When Huang first showed Lemke her data, he was puzzled. "This doesn't make any sense at all," he thought. In the TAM-deficient mice, removing those receptors prevented microglia from eating up cellular debris, a process called phagocytosis. But instead of having more dense-core plaques, the TAM-deficient mice had half as many. If microglia clear away dense-core plaques in the brain, those results wouldn't make sense.
"But then when we actually see what's going on, it leads to this model, which is inconclusive, that the microglia are building the plaques through phagocytosis," said Lemke. Instead of clearing away the plaques, microglia are creating them. The idea is that microglia could be consuming more harmful forms of amyloid beta buildup and, like a trash compactor, crushing that amyloid beta and releasing it in a compressed form, the dense-core plaques.
By packing away amyloid beta in these dense plaques, microglia might minimize the harm more toxic forms of amyloid beta could cause. Abraham thinks this model makes sense. It supports the pre-existing idea that the dense-core plaques might be less harmful than other forms of amyloid beta.
And it turned out that while the TAM-deficient mice didn't have many dense-core plaques, they did have more plaques in a diffuse form. These loosely packed, "cloud-like" plaques, Lemke said, do form spontaneously, unlike the dense-core plaques. "And what microglia do is they engulf this loose stuff and they put it in vesicles where they compact it very, very, very tightly. Then they spit it back out and put it into the dense-core plaques," he said.
In the TAM-deficient mice, the researchers also saw more amyloid beta accumulate in and around blood vessels, which could indicate a condition common in Alzheimer's disease, cerebral amyloid angiopathy (CAA). This finding lines up with previous studies that showed increased CAA when microglia were decreased in mice.
Lemke, Huang and their colleagues also examined post-mortem brain tissue from three humans with and three without advanced Alzheimer's disease. They found evidence that the TAM receptors might play a similar role in humans with Alzheimer’s. Still, their experimental model only applies to mice so far.
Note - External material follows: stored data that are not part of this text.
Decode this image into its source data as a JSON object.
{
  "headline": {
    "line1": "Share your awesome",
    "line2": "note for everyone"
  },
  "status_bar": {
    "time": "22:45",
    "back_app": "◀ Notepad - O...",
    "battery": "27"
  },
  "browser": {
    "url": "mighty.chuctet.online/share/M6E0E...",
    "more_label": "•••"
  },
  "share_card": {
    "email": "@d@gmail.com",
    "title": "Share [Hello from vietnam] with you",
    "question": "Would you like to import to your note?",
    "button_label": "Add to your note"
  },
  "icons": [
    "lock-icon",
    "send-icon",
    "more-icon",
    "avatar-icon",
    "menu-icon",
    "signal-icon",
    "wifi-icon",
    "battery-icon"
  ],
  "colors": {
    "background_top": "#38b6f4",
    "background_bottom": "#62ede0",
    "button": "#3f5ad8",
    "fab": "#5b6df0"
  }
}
"It doesn't bring us to treatment right away," said Abraham. Targeting these microglial receptors is complicated, and scientists would need to figure out what effects manipulating those receptors could have on the human brain. "We don't want to shake this very gentle, sensitive balance of receptors," she added.
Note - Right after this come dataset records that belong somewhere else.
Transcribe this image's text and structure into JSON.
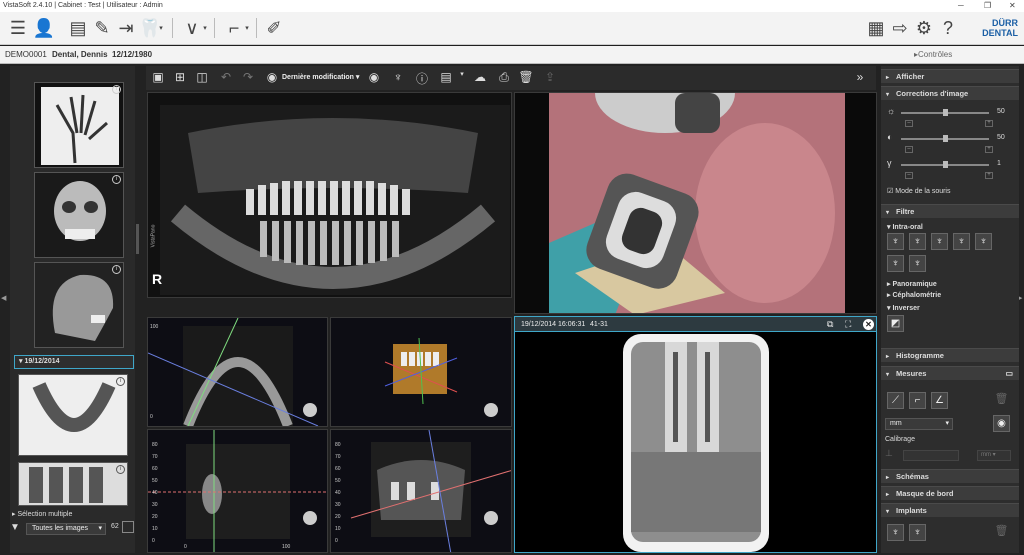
{
  "window": {
    "title": "VistaSoft 2.4.10 | Cabinet : Test | Utilisateur : Admin",
    "controls": [
      "minimize-icon",
      "maximize-icon",
      "close-icon"
    ]
  },
  "patient": {
    "id": "DEMO0001",
    "name": "Dental, Dennis",
    "dob": "12/12/1980",
    "controls_link": "Contrôles à échéance"
  },
  "brand": {
    "line1": "DÜRR",
    "line2": "DENTAL"
  },
  "view_toolbar": {
    "sort_label": "Dernière modification"
  },
  "left_panel": {
    "date_group": "19/12/2014",
    "multi_select": "Sélection multiple",
    "filter_value": "Toutes les images",
    "count": "62"
  },
  "panoramic": {
    "side_label": "R",
    "vertical_label": "VistaPano"
  },
  "xray_viewer": {
    "timestamp": "19/12/2014 16:06:31",
    "tooth": "41-31"
  },
  "right_panel": {
    "afficher": "Afficher",
    "corrections": "Corrections d'image",
    "brightness_value": "50",
    "contrast_value": "50",
    "gamma_value": "1",
    "mouse_mode": "Mode de la souris",
    "filtre": "Filtre",
    "intra_oral": "Intra-oral",
    "panoramique": "Panoramique",
    "cephalometrie": "Céphalométrie",
    "inverser": "Inverser",
    "histogramme": "Histogramme",
    "mesures": "Mesures",
    "unit_value": "mm",
    "calibrage": "Calibrage",
    "calib_unit": "mm",
    "schemas": "Schémas",
    "masque": "Masque de bord",
    "implants": "Implants"
  },
  "ct_views": {
    "axis_top_left": [
      "100",
      "0"
    ],
    "axis_left": [
      "80",
      "70",
      "60",
      "50",
      "40",
      "30",
      "20",
      "10",
      "0"
    ],
    "axis_bottom": [
      "0",
      "100"
    ],
    "axis_right": [
      "80",
      "70",
      "60",
      "50",
      "40",
      "30",
      "20",
      "10",
      "0"
    ]
  },
  "colors": {
    "accent": "#3fa7c9",
    "panel": "#2d2d2d",
    "section": "#3c3c3c"
  }
}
Another limitation is that their mouse models only reflect one hallmark of Alzheimer's disease, amyloid beta plaques, not the other hallmark, the neurofibrillary tangles of tau protein within cells. "This is another aspect we're interested in, the role of TAM receptors and microglia in tau pathology," said Huang. "That's an incomplete part of the study."
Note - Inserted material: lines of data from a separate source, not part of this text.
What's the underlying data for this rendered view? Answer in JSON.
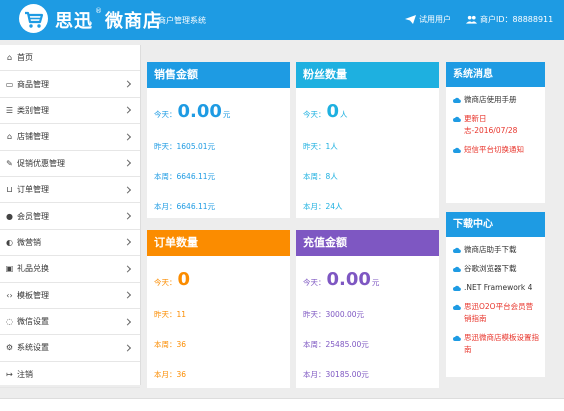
{
  "header": {
    "brand": "思迅",
    "brand_suffix": "微商店",
    "subtitle": "商户管理系统",
    "trial_label": "试用用户",
    "merchant_label": "商户ID：88888911"
  },
  "sidebar": {
    "items": [
      {
        "label": "首页",
        "icon": "home-icon"
      },
      {
        "label": "商品管理",
        "icon": "credit-card-icon"
      },
      {
        "label": "类别管理",
        "icon": "list-icon"
      },
      {
        "label": "店铺管理",
        "icon": "bank-icon"
      },
      {
        "label": "促销优惠管理",
        "icon": "pin-icon"
      },
      {
        "label": "订单管理",
        "icon": "cart-icon"
      },
      {
        "label": "会员管理",
        "icon": "user-icon"
      },
      {
        "label": "微营销",
        "icon": "chat-icon"
      },
      {
        "label": "礼品兑换",
        "icon": "gift-icon"
      },
      {
        "label": "模板管理",
        "icon": "code-icon"
      },
      {
        "label": "微信设置",
        "icon": "wechat-icon"
      },
      {
        "label": "系统设置",
        "icon": "cogs-icon"
      },
      {
        "label": "注销",
        "icon": "logout-icon"
      }
    ]
  },
  "cards": {
    "sales": {
      "title": "销售金额",
      "color": "#1e9be3",
      "today_label": "今天：",
      "today_value": "0.00",
      "today_unit": "元",
      "yesterday": "昨天：1605.01元",
      "week": "本周：6646.11元",
      "month": "本月：6646.11元"
    },
    "fans": {
      "title": "粉丝数量",
      "color": "#1eb0e0",
      "today_label": "今天：",
      "today_value": "0",
      "today_unit": "人",
      "yesterday": "昨天：1人",
      "week": "本周：8人",
      "month": "本月：24人"
    },
    "orders": {
      "title": "订单数量",
      "color": "#fb8c00",
      "today_label": "今天：",
      "today_value": "0",
      "today_unit": "",
      "yesterday": "昨天：11",
      "week": "本周：36",
      "month": "本月：36"
    },
    "recharge": {
      "title": "充值金额",
      "color": "#7e57c2",
      "today_label": "今天：",
      "today_value": "0.00",
      "today_unit": "元",
      "yesterday": "昨天：3000.00元",
      "week": "本周：25485.00元",
      "month": "本月：30185.00元"
    }
  },
  "messages": {
    "title": "系统消息",
    "items": [
      {
        "text": "微商店使用手册",
        "color": "dark"
      },
      {
        "text": "更新日志-2016/07/28",
        "color": "red"
      },
      {
        "text": "短信平台切换通知",
        "color": "red"
      }
    ]
  },
  "downloads": {
    "title": "下载中心",
    "items": [
      {
        "text": "微商店助手下载",
        "color": "dark"
      },
      {
        "text": "谷歌浏览器下载",
        "color": "dark"
      },
      {
        "text": ".NET Framework 4",
        "color": "dark"
      },
      {
        "text": "思迅O2O平台会员营销指南",
        "color": "red"
      },
      {
        "text": "思迅微商店模板设置指南",
        "color": "red"
      }
    ]
  }
}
The study, published in Nature Immunology, could, however, explain the failure of some Alzheimer's therapies, like antibodies designed to target dense-core amyloid beta plaques. "The antibodies have spectacular success at breaking up the plaques," said Lemke. But that doesn't translate to symptom improvement. "They have really, in general, quite marginal effects on improving patients' cognitive abilities over six months to a year of treatment."
Abraham said that this might be because, according to Lemke's and Huang's study, "when these antibodies lead to the disaggregation of the plaques, they release from the plaques the more toxic form of amyloid beta."
But this isn’t to say that dense-core plaques are good for the brain, Lemke cautioned. "The dense-core plaques that you see in Alzheimer's disease may be the body's attempt to make the best of a bad situation."